Für die Seminarteilnehmerinnen und -teilnehmer war es schade, dass sie bei diesem wichtigen Abschluss ihrer Projektarbeit allein im Schulhaus waren und dass keine Gäste an der Veranstaltung teilnehmen konnten. Schulleiterin Edith Philipp-Rasch griff diesen Umstand in ihrer Rede auf und sprach über die schmerzlichen Erfahrungen der zwölf ehemaligen Schüler: „Für die meisten hat es geheißen, ich muss meine Heimat zurücklassen. Für einen hat es sogar geheißen, er muss sein Leben lassen. Und sie werden wahrscheinlich viele Momente der Einsamkeit durchgemacht haben. “
Durch die Film-Dokumentation von Felix Kaiser können alle auch im Nachhinein teilnehmen, die gerne dabei gewesen wären. Auch die ausführliche Berichterstattung von Christian Silvester im Donaukurier ermöglichte es jedem Interessierten, sich zeitnah zu informieren. Zu dieser Personengruppe zählen auch die Angehörigen der ehemaligen Schüler in den USA und England. Erst deren Unterstützung für das Projekt ermöglichte eine so umfangreiche Dokumentation der Familienschicksale im Holocaust, die direkt mit unserer Schule verbunden sind.
Das Seminar hat im Verlauf der vergangenen anderthalb Jahre Kontakt zu Nachkommen von sieben ehemaligen Schülern aufgenommen. Charlotte Janis in Atlanta, die Tochter von Kurt Hermann, stellte die Verbindung zur Kuratorin Kassandra LaPrade Seuthe vom Holocaust Memorial Museum in Washington DC her. Im Verlauf des Seminars standen fast alle Schülerinnen und Schüler mit ihr in E-Mail-Kontakt. Ihre unermüdliche Unterstützung öffnete bei der Recherche nach Informationen viele auch unerwartete Türen, die zu dem Erfolg führte, der durch die vielen Bilddokumenten in den Ausstellungen deutlich wurde.

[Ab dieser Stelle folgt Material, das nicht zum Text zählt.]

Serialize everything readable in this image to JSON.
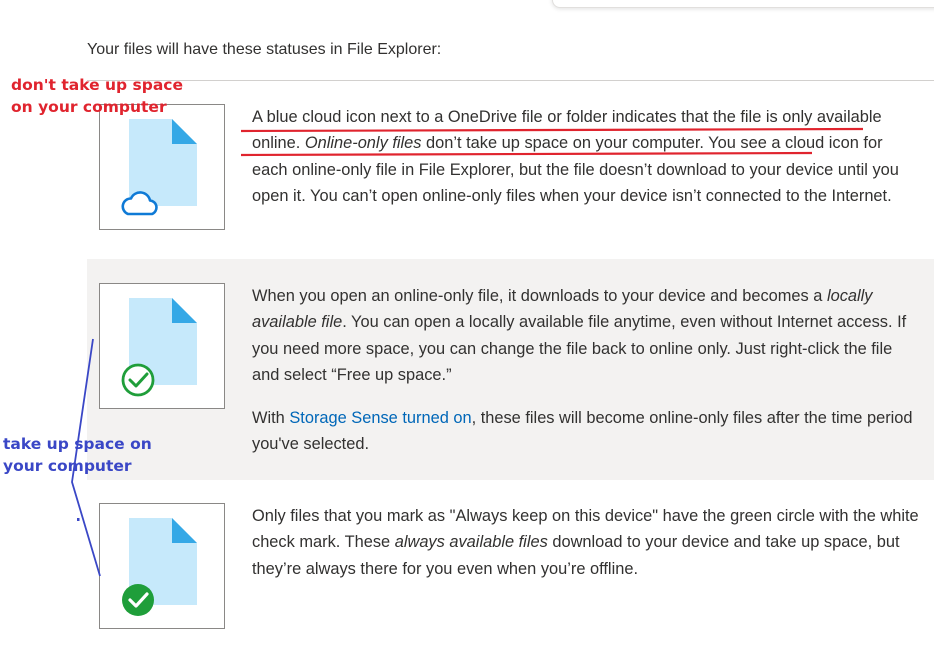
{
  "intro_text": "Your files will have these statuses in File Explorer:",
  "colors": {
    "accent_link": "#0067b8",
    "annotation_red": "#e0242e",
    "annotation_blue": "#3a47c6",
    "row_highlight": "#f3f2f1",
    "file_icon": "#c6e9fb",
    "file_corner": "#35a8e6",
    "cloud": "#0f7ad6",
    "check_green": "#1f9e3a"
  },
  "statuses": [
    {
      "icon": "online-only-cloud-icon",
      "parts": [
        "A blue cloud icon next to a OneDrive file or folder indicates that the file is only available online. ",
        "Online-only files",
        " don’t take up space on your computer. You see a cloud icon for each online-only file in File Explorer, but the file doesn’t download to your device until you open it. You can’t open online-only files when your device isn’t connected to the Internet."
      ]
    },
    {
      "icon": "locally-available-check-outline-icon",
      "parts": [
        "When you open an online-only file, it downloads to your device and becomes a ",
        "locally available file",
        ". You can open a locally available file anytime, even without Internet access. If you need more space, you can change the file back to online only. Just right-click the file and select “Free up space.”"
      ],
      "extra": {
        "before": "With ",
        "link": "Storage Sense turned on",
        "after": ", these files will become online-only files after the time period you've selected."
      }
    },
    {
      "icon": "always-available-check-filled-icon",
      "parts": [
        "Only files that you mark as \"Always keep on this device\" have the green circle with the white check mark. These ",
        "always available files",
        " download to your device and take up space, but they’re always there for you even when you’re offline."
      ]
    }
  ],
  "annotations": {
    "red_label": "don't take up space on your computer",
    "blue_label": "take up space on your computer"
  }
}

Doch begonnen wurde die Recherche vor Ort in Ingolstadt in den Schülerakten und Jahresberichten im Schularchiv, sowie im Stadtarchiv und Stadtmuseum Ingolstadt. Die enorme Vorarbeit zur Geschichte der jüdischen Gemeinde in Ingolstadt durch Dr. Theodor Straub gehört zu den günstigen Voraussetzungen des Projekts. Die kontinuierlichste Unterstützung erfuhr das Projekt von Lutz Tietmann, dem Mitbegründer der Ingolstädter Gedenk-Initiative und Mitarbeiter im Stadtarchiv Ingolstadt für jüdische Geschichte.
Abschließend sei allen gedankt, die zum Erfolg dieses Projektseminars beigetragen haben – zunächst natürlich den Seminarteilnehmerinnen und -teilnehmern, die enormes Engagement, Geschick und vor allem Durchhaltevermögen bewiesen haben. Die ganze Schulgemeinschaft hat uns sehr unterstützt. Unsere Schulleiterin Edith Philipp-Rasch sowie Kolleginnen aus der Fachschaft Geschichte, Eva Heindl und Ursula Winberger, sowie Verantwortliche aus dem Bereich Kulturschule, Angelika Wulf, Robert Aichner und Christian Albert, sollen hier stellvertretend genannt werden. Last, but not least sei allen Angehörigen der ehemaligen jüdischen Schüler für ihre wertvolle Unterstützung von Herzen gedankt. Die von ihnen bereitgestellten Quellen und Kontakte erlauben noch folgenden Schülergenerationen am Reuchlin-Gymnasium eine intensive Auseinandersetzung mit diesem Thema.